Wisely, the children were not put on diets, and the focus of the program was not on body weight. “We absolutely never used the word diet,” he says. “It was about nutrition and health. I feel very strongly that kids don’t have to be on diets. When they make good food choices and get more exercise, the weight will take care of itself.”
Agatston also doesn’t credit any one particular food for helping the children do better in school. Instead, he says, balanced blood-sugar levels from the healthier foods provided sustained energy that led to improved academic performance. “Just ask any teacher and she’ll tell you,” he says. “After the usual lunch, most students are on a sugar high that is followed by a crash.”
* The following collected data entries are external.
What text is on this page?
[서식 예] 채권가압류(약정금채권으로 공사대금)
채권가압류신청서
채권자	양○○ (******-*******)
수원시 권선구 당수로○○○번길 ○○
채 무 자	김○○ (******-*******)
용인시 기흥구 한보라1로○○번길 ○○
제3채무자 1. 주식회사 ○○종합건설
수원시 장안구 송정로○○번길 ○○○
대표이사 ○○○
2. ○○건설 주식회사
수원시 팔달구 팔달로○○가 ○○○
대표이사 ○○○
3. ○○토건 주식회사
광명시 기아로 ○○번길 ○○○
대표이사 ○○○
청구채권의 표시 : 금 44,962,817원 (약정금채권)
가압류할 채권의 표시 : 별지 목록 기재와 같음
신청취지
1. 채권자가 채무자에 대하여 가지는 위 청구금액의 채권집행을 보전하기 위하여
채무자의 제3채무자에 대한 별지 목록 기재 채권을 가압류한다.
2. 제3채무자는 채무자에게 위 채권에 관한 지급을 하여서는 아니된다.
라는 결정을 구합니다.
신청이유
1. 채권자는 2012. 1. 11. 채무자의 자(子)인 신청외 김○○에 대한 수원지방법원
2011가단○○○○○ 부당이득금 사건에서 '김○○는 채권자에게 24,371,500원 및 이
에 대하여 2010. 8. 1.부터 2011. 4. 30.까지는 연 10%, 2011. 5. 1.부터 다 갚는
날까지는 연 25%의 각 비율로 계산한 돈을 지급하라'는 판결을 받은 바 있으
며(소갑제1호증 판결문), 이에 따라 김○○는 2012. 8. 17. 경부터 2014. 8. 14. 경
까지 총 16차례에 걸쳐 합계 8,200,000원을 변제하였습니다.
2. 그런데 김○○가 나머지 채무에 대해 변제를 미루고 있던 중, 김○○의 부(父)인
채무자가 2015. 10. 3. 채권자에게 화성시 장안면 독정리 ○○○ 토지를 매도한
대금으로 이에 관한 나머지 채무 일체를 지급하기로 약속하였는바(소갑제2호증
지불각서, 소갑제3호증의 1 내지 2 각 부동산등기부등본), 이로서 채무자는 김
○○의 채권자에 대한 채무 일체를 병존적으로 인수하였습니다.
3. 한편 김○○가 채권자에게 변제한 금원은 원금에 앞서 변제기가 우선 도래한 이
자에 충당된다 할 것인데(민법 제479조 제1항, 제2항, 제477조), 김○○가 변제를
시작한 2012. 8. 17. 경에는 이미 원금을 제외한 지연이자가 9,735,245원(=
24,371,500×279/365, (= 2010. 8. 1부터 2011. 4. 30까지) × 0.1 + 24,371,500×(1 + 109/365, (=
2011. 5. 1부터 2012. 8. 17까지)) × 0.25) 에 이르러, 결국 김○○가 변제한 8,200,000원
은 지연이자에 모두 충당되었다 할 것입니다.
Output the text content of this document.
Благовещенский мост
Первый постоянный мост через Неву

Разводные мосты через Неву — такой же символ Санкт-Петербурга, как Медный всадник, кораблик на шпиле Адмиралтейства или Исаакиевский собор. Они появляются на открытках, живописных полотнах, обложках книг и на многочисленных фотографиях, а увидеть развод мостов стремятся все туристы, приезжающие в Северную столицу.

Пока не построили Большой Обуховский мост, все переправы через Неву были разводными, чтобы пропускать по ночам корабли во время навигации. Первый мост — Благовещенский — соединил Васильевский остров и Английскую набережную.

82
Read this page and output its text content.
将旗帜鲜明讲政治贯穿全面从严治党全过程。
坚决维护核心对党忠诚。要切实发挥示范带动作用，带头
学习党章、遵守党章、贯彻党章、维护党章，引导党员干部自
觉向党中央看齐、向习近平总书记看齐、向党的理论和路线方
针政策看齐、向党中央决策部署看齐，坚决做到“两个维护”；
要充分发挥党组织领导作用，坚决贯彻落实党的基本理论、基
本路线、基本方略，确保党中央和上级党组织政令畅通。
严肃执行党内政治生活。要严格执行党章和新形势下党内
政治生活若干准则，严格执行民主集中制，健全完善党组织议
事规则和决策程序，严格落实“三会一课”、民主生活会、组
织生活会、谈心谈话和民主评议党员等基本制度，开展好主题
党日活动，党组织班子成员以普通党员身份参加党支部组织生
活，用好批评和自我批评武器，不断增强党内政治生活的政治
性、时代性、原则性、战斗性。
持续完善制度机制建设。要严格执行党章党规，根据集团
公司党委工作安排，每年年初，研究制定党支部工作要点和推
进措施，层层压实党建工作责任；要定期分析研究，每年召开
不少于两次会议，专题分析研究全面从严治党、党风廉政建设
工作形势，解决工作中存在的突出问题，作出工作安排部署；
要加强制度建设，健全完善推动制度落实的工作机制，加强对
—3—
In fact, most children in America are overfed but undernourished, Agatston maintains. “Today’s kids are consuming an almost all-fast-food diet, full of trans fats, starches, and sugars, with literally no fiber or nutrients,” he explains. “Nutrients are found in the skin of fruits and vegetables, where the fiber is. And vitamins are found in whole grains. When you take the whole grain out of bread and you take the skin and the fiber out fruits, you’re left with just empty calories.”
And a multivitamin can’t make up for bad choices: “Ten years ago we thought that it could,” Agatston says, “but now we know there are thousands of micronutrients in foods like broccoli and asparagus. We have not figured out how to put those into a pill.”
Better Food in Schools
Agatston says he knew they had succeeded when children from the study went on to middle school and asked at the cafeteria where the HOPS choices were. “They realized they feel better and do better now,” he says. “And that they’re doing what’s good for them.”
In fact, getting children to embrace a healthier diet was the easier part of the equation. The real challenge was overcoming the skepticism and resistance of school officials and food vendors. Agatston’s team had to convince them that it was possible to offer cost-effective, nutritionally rich food. “The bureaucracy and logistics of it — not getting the kids to eat the food — was the bigger hurdle,” he says.
Today, Agatston and his fellow researchers hope that the success they’ve had with the HOPS program — and in particular with its effect on increased academic performance — will encourage school officials nationwide to reconsider what they’re serving in their cafeterias. And if they do, Agatston will be one step closer to reaching his goal of changing the way Americans eat for the better.